“Ugh! the brute!” Miss Graham snarled. The others looked blank.
One cold titter broke the silence. It emerged from Palametta’s thin lips. Everyone looked at her. They knew that titter of Palametta’s.
“Why—of course,” said Palametta as if she had discerned what should have been obvious to every one. “Why—of—course.” She drawled it.
“Of course what?” Rosamond, the sometimes blunt, demanded.
“I’ve been noticing your gown and wondering why you won’t tell us anything really about Mr.
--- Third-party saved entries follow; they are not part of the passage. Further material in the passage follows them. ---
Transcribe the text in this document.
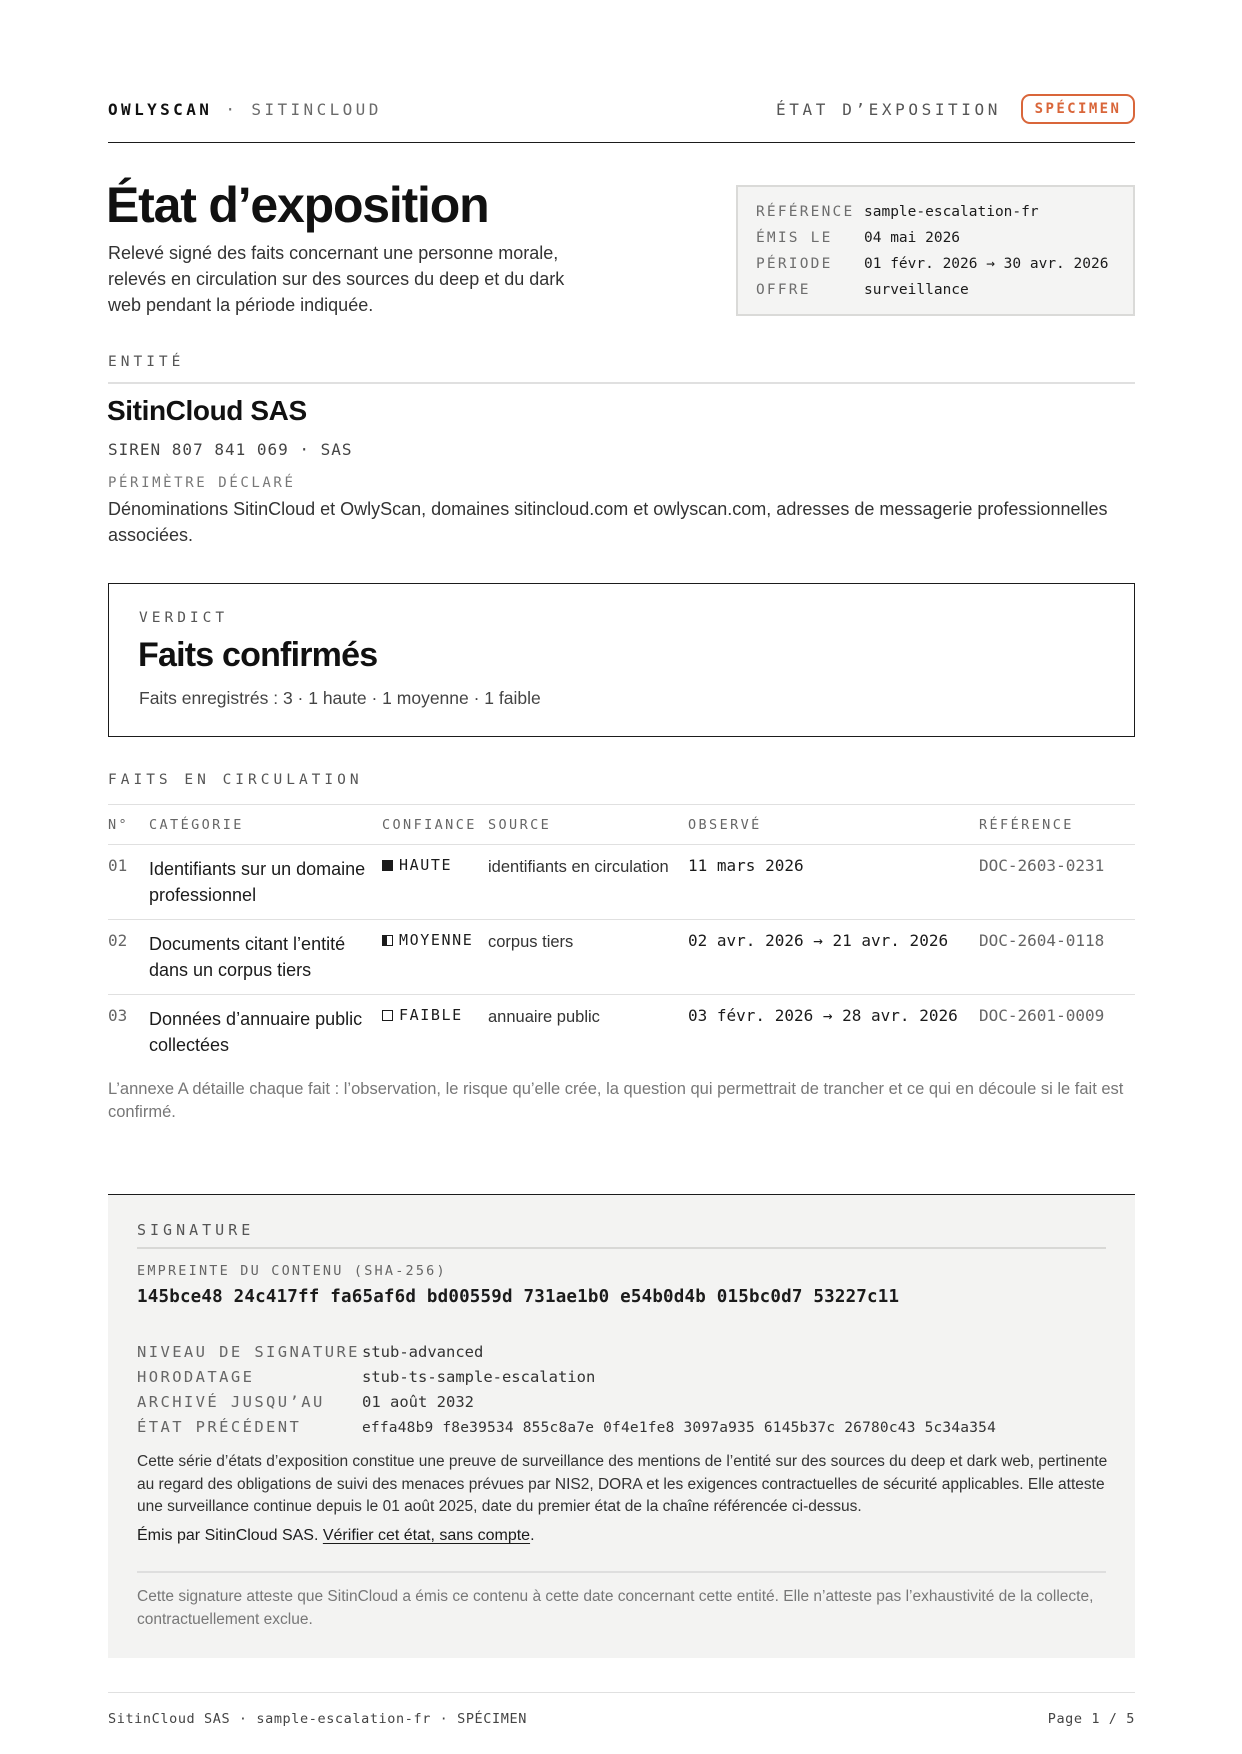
OWLYSCAN · SITINCLOUD	ÉTAT D’EXPOSITION	SPÉCIMEN
État d’exposition

Relevé signé des faits concernant une personne morale, relevés en circulation sur des sources du deep et du dark web pendant la période indiquée.

RÉFÉRENCE sample-escalation-fr
ÉMIS LE 04 mai 2026
PÉRIODE 01 févr. 2026 → 30 avr. 2026
OFFRE	surveillance
ENTITÉ
SitinCloud SAS
SIREN 807 841 069 · SAS
PÉRIMÈTRE DÉCLARÉ

Dénominations SitinCloud et OwlyScan, domaines sitincloud.com et owlyscan.com, adresses de messagerie professionnelles associées.

VERDICT
Faits confirmés
Faits enregistrés : 3 · 1 haute · 1 moyenne · 1 faible
FAITS EN CIRCULATION
N°	CATÉGORIE	CONFIANCE	SOURCE	OBSERVÉ	RÉFÉRENCE
01	Identifiants sur un domaine professionnel	HAUTE	identifiants en circulation	11 mars 2026	DOC-2603-0231
02	Documents citant l’entité dans un corpus tiers	MOYENNE	corpus tiers	02 avr. 2026 → 21 avr. 2026	DOC-2604-0118
03	Données d’annuaire public collectées	FAIBLE	annuaire public	03 févr. 2026 → 28 avr. 2026	DOC-2601-0009

L’annexe A détaille chaque fait : l’observation, le risque qu’elle crée, la question qui permettrait de trancher et ce qui en découle si le fait est confirmé.

SIGNATURE
EMPREINTE DU CONTENU (SHA-256)
145bce48 24c417ff fa65af6d bd00559d 731ae1b0 e54b0d4b 015bc0d7 53227c11
NIVEAU DE SIGNATURE stub-advanced
HORODATAGE	stub-ts-sample-escalation
ARCHIVÉ JUSQU’AU 01 août 2032
ÉTAT PRÉCÉDENT	effa48b9 f8e39534 855c8a7e 0f4e1fe8 3097a935 6145b37c 26780c43 5c34a354

Cette série d’états d’exposition constitue une preuve de surveillance des mentions de l’entité sur des sources du deep et dark web, pertinente au regard des obligations de suivi des menaces prévues par NIS2, DORA et les exigences contractuelles de sécurité applicables. Elle atteste une surveillance continue depuis le 01 août 2025, date du premier état de la chaîne référencée ci-dessus.

Émis par SitinCloud SAS. Vérifier cet état, sans compte.

Cette signature atteste que SitinCloud a émis ce contenu à cette date concernant cette entité. Elle n’atteste pas l’exhaustivité de la collecte, contractuellement exclue.

SitinCloud SAS · sample-escalation-fr · SPÉCIMEN	Page 1 / 5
Falcon,” she twittered archly, darting her head from side to side; but there was rather more of the snake than of the bird in her, as she did it.
“Miss Watts, what on earth do you mean?”
“Why, yes!” a MacMillan shrilled. “She’s in colours!”
“Mrs. Mearely’s in colours,” the Pelham-Hew septet sounded the tocsin.
Rosamond’s face blazed.
“There’s no change in my dress,” she asserted violently, “except that there are no black ribbons. I’ve often worn white—with flowers—in the evening. Why, the colour of this dress is”—she caught Palametta’s glittering gaze, then a Pelham-Hew’s appraising eye, and, realizing that this feline bevy was not composed of the colour-blind, finished weakly—“well—it’s a sort of lavender.”